TTK. m. 152'ye göre "Bir ticaret şirketinin nevinin diğer bir ticaret şirketine çevrilmesi kanunda aksine hüküm olmadıkça yeni neve ait kuruluş merasimine tabidir; böylece yeni neve çevrilen şirket eskisinin devamıdır". Bu maddenin kanuna konuluş amacı Hükümet gerekçesinde açıklanmıştır... "Yürürlükte olan kanun muayyen tipteki bir ticaret şirketinin tüzel kişiliği ve ayniyetini muhafaza etmek üzere, hangi şartlar altında diğer bir şirket tipine çevrilebileceği hususunda hiçbir hükmü ihtiva etmemektedir. Bu boşluğu doldurmak maksadıyla tasarının 152. maddesindeki hüküm teklif edilmiştir. Bu suretle tip değiştirme keyfiyetinin bir halefiyet münasebeti tevlit etmeyeceği ifade edilmiştir... " Ayrıca "Adliye Encümeni Mazbatasında da 152. maddedeki sistemin, ayniyet, hak süresinin değişmezliği ve kişiliğin tekniğine yer verdiği ve mal varlığı intikaline gerek olmadığı ilkesine daha belirgin hale getirmek için, Hükümet Tasarısının bazı kelimelerinde değişiklik yapıldığını belirtmiş ve 152. madde ile ilgili açıklamada: Bu maddede derpiş edilen tahvil nevi değiştirme) yeni bir şirket teşkili mahiyetinde olmadığı halde istimal edilen (yeni bir ortaklığın) sözleri bu bakımdan tereddüde yer verebilecek mahiyette görüldüğünden madde işbu tereddüdü izale edecek şekle ifrağ edilmiştir" denilmektedir (t. Doğanay, age., sh. 506). Bu suretle gerekçede, eski kanundaki boşluğu doldurmak için "halefiyet münasebeti tevlit etmeyen diğer bir anlatımla kişi tekliği ile hukuki ve ekonomik ayniyet ilkelerine dayanan (şekil değiştirici nevi değiştirme) sisteminin kabul edildiği açıkça belirtilmektedir. Sözü edilen bu genel hükümde, nevi (tipi) değiştirme veya seçimde herhangi bir istisna getirilmemiş, ancak nevi değiştirme usulüne dair kurallar gösterilmiştir. Seçilen şirket nevine dönüşebilmek için, kanunda aksine bir hüküm olmadıkça, yeni neve ait kuruluş merasının yerine getirilmesini öngörmüştür. Nitekim kanun, özel hükümler arasında yer alan 553 555. maddelerinde anonim şirketin limited şirkete dönüşümünde genel hükümden ayrılarak özel hükümler getirmiştir. 152. maddedeki genel hüküm ile İsviçre Borçlar Kanununun (824 - 826). maddelerinden alınan TTK.nun 553 - 555. maddeleri arasındaki ahenksizlik, bu özel hükmün, 152. maddede ifadesini bulan genel ilkeye uydurulmamış olmasından ileri gelmektedir (H. Arslanlı, age., sh. 583).

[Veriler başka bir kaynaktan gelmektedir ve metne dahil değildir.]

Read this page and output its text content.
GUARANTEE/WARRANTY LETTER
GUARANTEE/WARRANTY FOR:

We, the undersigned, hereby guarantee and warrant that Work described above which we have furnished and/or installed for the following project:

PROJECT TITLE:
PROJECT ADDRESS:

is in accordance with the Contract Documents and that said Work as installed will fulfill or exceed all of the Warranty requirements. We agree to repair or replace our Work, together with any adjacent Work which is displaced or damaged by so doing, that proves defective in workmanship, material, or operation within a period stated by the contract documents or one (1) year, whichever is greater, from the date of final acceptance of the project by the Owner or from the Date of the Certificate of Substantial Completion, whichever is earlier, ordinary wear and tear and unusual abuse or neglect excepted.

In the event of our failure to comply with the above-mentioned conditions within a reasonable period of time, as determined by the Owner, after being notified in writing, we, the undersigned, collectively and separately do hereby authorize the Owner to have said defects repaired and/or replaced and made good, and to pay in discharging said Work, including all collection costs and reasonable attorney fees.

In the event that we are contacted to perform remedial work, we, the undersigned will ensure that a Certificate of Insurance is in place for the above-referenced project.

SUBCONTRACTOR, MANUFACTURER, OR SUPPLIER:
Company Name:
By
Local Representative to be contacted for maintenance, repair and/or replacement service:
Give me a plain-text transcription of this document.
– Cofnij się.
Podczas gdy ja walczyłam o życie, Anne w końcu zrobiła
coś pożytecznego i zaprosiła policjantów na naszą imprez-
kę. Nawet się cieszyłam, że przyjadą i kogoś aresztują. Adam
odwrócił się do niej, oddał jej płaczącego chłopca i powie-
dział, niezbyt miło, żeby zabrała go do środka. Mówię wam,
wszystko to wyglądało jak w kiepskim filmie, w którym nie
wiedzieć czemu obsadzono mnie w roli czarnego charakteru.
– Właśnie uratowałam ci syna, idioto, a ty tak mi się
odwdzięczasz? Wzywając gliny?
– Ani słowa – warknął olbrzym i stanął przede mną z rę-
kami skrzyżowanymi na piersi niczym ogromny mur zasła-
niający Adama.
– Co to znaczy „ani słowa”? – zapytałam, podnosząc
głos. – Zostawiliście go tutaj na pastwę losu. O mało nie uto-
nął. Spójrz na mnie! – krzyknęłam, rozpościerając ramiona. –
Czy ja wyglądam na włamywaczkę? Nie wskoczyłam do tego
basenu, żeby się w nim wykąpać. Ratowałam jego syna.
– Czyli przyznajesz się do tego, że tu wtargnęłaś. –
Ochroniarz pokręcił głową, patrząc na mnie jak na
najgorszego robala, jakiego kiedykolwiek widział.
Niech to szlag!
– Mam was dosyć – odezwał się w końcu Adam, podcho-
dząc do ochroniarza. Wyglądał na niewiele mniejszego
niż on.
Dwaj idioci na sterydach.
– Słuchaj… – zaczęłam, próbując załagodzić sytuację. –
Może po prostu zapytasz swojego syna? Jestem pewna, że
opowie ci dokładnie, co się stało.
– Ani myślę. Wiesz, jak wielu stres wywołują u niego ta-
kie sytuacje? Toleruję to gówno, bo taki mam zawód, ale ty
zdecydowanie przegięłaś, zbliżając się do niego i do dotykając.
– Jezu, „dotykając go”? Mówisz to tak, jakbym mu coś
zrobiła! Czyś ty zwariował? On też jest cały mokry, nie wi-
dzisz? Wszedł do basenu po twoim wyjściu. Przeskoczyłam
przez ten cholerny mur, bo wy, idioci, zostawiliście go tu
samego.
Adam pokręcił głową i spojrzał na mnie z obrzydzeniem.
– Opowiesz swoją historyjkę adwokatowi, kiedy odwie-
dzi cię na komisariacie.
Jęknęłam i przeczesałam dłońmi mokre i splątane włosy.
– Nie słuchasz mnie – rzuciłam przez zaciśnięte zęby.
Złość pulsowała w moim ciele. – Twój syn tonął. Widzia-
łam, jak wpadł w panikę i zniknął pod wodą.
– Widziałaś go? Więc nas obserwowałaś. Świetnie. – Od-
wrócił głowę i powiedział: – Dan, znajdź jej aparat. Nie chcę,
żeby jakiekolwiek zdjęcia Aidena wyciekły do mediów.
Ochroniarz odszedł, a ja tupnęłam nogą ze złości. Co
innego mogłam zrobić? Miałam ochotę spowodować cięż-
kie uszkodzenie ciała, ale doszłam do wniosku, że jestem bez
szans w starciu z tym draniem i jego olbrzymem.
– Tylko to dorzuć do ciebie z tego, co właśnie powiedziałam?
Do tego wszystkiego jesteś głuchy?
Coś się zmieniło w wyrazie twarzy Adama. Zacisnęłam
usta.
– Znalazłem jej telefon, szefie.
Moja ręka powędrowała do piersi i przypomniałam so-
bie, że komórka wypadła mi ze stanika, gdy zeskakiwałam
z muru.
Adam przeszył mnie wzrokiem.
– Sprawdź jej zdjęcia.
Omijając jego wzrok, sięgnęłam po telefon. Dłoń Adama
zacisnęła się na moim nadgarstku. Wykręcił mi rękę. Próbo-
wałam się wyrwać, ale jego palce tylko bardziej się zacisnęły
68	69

TTK.nun 268. maddesindeki özel hüküm 152. maddedeki sisteme uygun olup, ancak komanditer ortakların sorumluluklarının özelliği nedeniyle farklı bir düzenlemeye lüzum görülmüştür (Ayrıca bkz. Türk Ticaret Kanununun Meriyef ve Tatbik Şekli Hakkındaki Kanununun 18 ve 20/3. maddeleri).

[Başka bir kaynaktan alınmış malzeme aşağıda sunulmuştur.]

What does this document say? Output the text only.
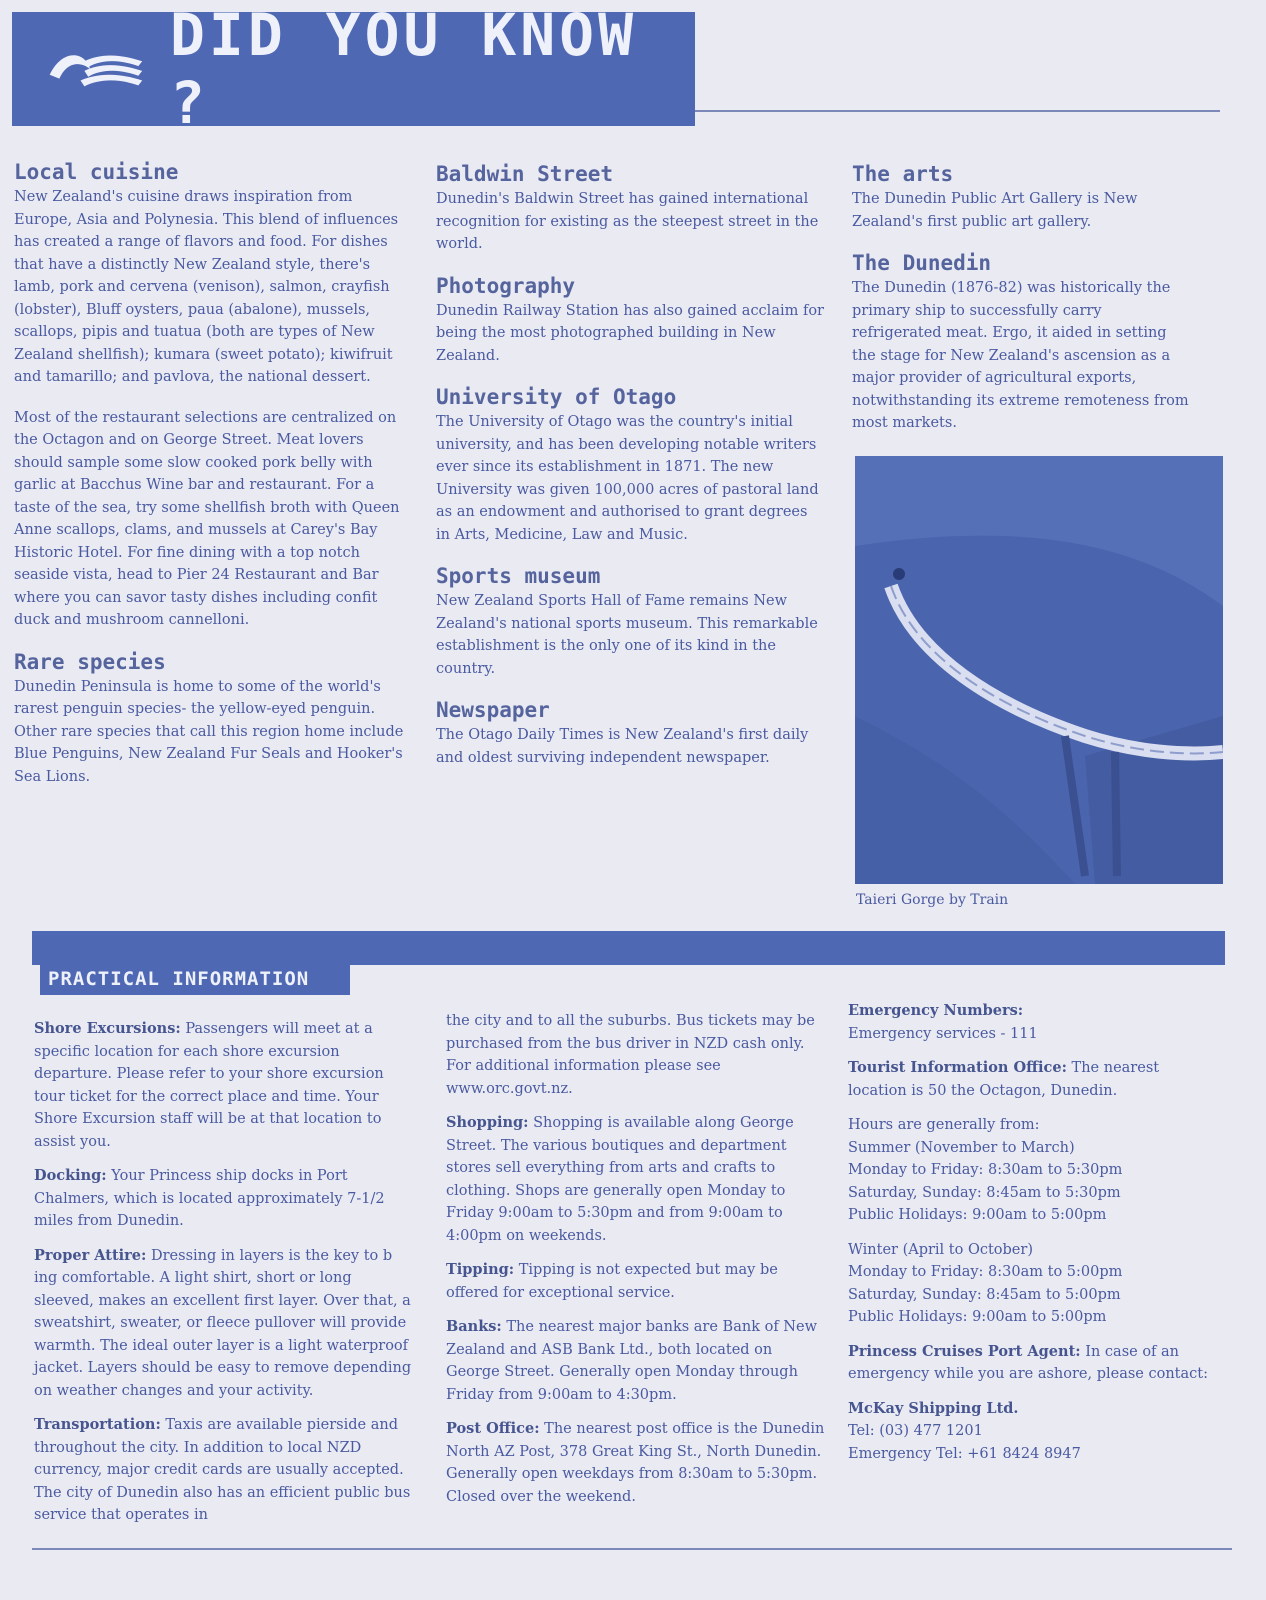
DID YOU KNOW ?
Local cuisine

New Zealand's cuisine draws inspiration from Europe, Asia and Polynesia. This blend of influences has created a range of flavors and food. For dishes that have a distinctly New Zealand style, there's lamb, pork and cervena (venison), salmon, crayfish (lobster), Bluff oysters, paua (abalone), mussels, scallops, pipis and tuatua (both are types of New Zealand shellfish); kumara (sweet potato); kiwifruit and tamarillo; and pavlova, the national dessert.

Most of the restaurant selections are centralized on the Octagon and on George Street. Meat lovers should sample some slow cooked pork belly with garlic at Bacchus Wine bar and restaurant. For a taste of the sea, try some shellfish broth with Queen Anne scallops, clams, and mussels at Carey's Bay Historic Hotel. For fine dining with a top notch seaside vista, head to Pier 24 Restaurant and Bar where you can savor tasty dishes including confit duck and mushroom cannelloni.

Rare species

Dunedin Peninsula is home to some of the world's rarest penguin species- the yellow-eyed penguin. Other rare species that call this region home include Blue Penguins, New Zealand Fur Seals and Hooker's Sea Lions.

Baldwin Street

Dunedin's Baldwin Street has gained international recognition for existing as the steepest street in the world.

Photography

Dunedin Railway Station has also gained acclaim for being the most photographed building in New Zealand.

University of Otago

The University of Otago was the country's initial university, and has been developing notable writers ever since its establishment in 1871. The new University was given 100,000 acres of pastoral land as an endowment and authorised to grant degrees in Arts, Medicine, Law and Music.

Sports museum

New Zealand Sports Hall of Fame remains New Zealand's national sports museum. This remarkable establishment is the only one of its kind in the country.

Newspaper

The Otago Daily Times is New Zealand's first daily and oldest surviving independent newspaper.

The arts

The Dunedin Public Art Gallery is New Zealand's first public art gallery.

The Dunedin

The Dunedin (1876-82) was historically the primary ship to successfully carry refrigerated meat. Ergo, it aided in setting the stage for New Zealand's ascension as a major provider of agricultural exports, notwithstanding its extreme remoteness from most markets.

Taieri Gorge by Train
PRACTICAL INFORMATION

Shore Excursions: Passengers will meet at a specific location for each shore excursion departure. Please refer to your shore excursion tour ticket for the correct place and time. Your Shore Excursion staff will be at that location to assist you.

Docking: Your Princess ship docks in Port Chalmers, which is located approximately 7-1/2 miles from Dunedin.

Proper Attire: Dressing in layers is the key to b ing comfortable. A light shirt, short or long sleeved, makes an excellent first layer. Over that, a sweatshirt, sweater, or fleece pullover will provide warmth. The ideal outer layer is a light waterproof jacket. Layers should be easy to remove depending on weather changes and your activity.

Transportation: Taxis are available pierside and throughout the city. In addition to local NZD currency, major credit cards are usually accepted. The city of Dunedin also has an efficient public bus service that operates in

the city and to all the suburbs. Bus tickets may be purchased from the bus driver in NZD cash only. For additional information please see www.orc.govt.nz.

Shopping: Shopping is available along George Street. The various boutiques and department stores sell everything from arts and crafts to clothing. Shops are generally open Monday to Friday 9:00am to 5:30pm and from 9:00am to 4:00pm on weekends.

Tipping: Tipping is not expected but may be offered for exceptional service.

Banks: The nearest major banks are Bank of New Zealand and ASB Bank Ltd., both located on George Street. Generally open Monday through Friday from 9:00am to 4:30pm.

Post Office: The nearest post office is the Dunedin North AZ Post, 378 Great King St., North Dunedin. Generally open weekdays from 8:30am to 5:30pm. Closed over the weekend.

Emergency Numbers:
Emergency services - 111

Tourist Information Office: The nearest location is 50 the Octagon, Dunedin.

Hours are generally from:
Summer (November to March)
Monday to Friday: 8:30am to 5:30pm
Saturday, Sunday: 8:45am to 5:30pm
Public Holidays: 9:00am to 5:00pm

Winter (April to October)
Monday to Friday: 8:30am to 5:00pm
Saturday, Sunday: 8:45am to 5:00pm
Public Holidays: 9:00am to 5:00pm

Princess Cruises Port Agent: In case of an emergency while you are ashore, please contact:

McKay Shipping Ltd.
Tel: (03) 477 1201
Emergency Tel: +61 8424 8947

Yukarıdaki açıklamalar nedeniyle bir şirketin her ne kadar diğer bir şirket nevine dönüşmesine bir engel yoksa da, konusu itibarıyla veya yasal bir hüküm nedeniyle herhangi bir işletmenin belli bir ticaret türünde kurulmasının mecburi olması halinde bu şirketin nevi değiştirmesi elbetteki mümkün olamaz (70 sayılı Bankalar Hakkında Kanun Hükmünde Kararname m. 5/1 - a; Sigorta Şirketlerinin Murakabesi Hakkında Kanunun 2. maddesi gibi; JeaıEscarra, Cours de Droit Commerdal (1952, sh. 582) adlı eserinde aynı görüştedir.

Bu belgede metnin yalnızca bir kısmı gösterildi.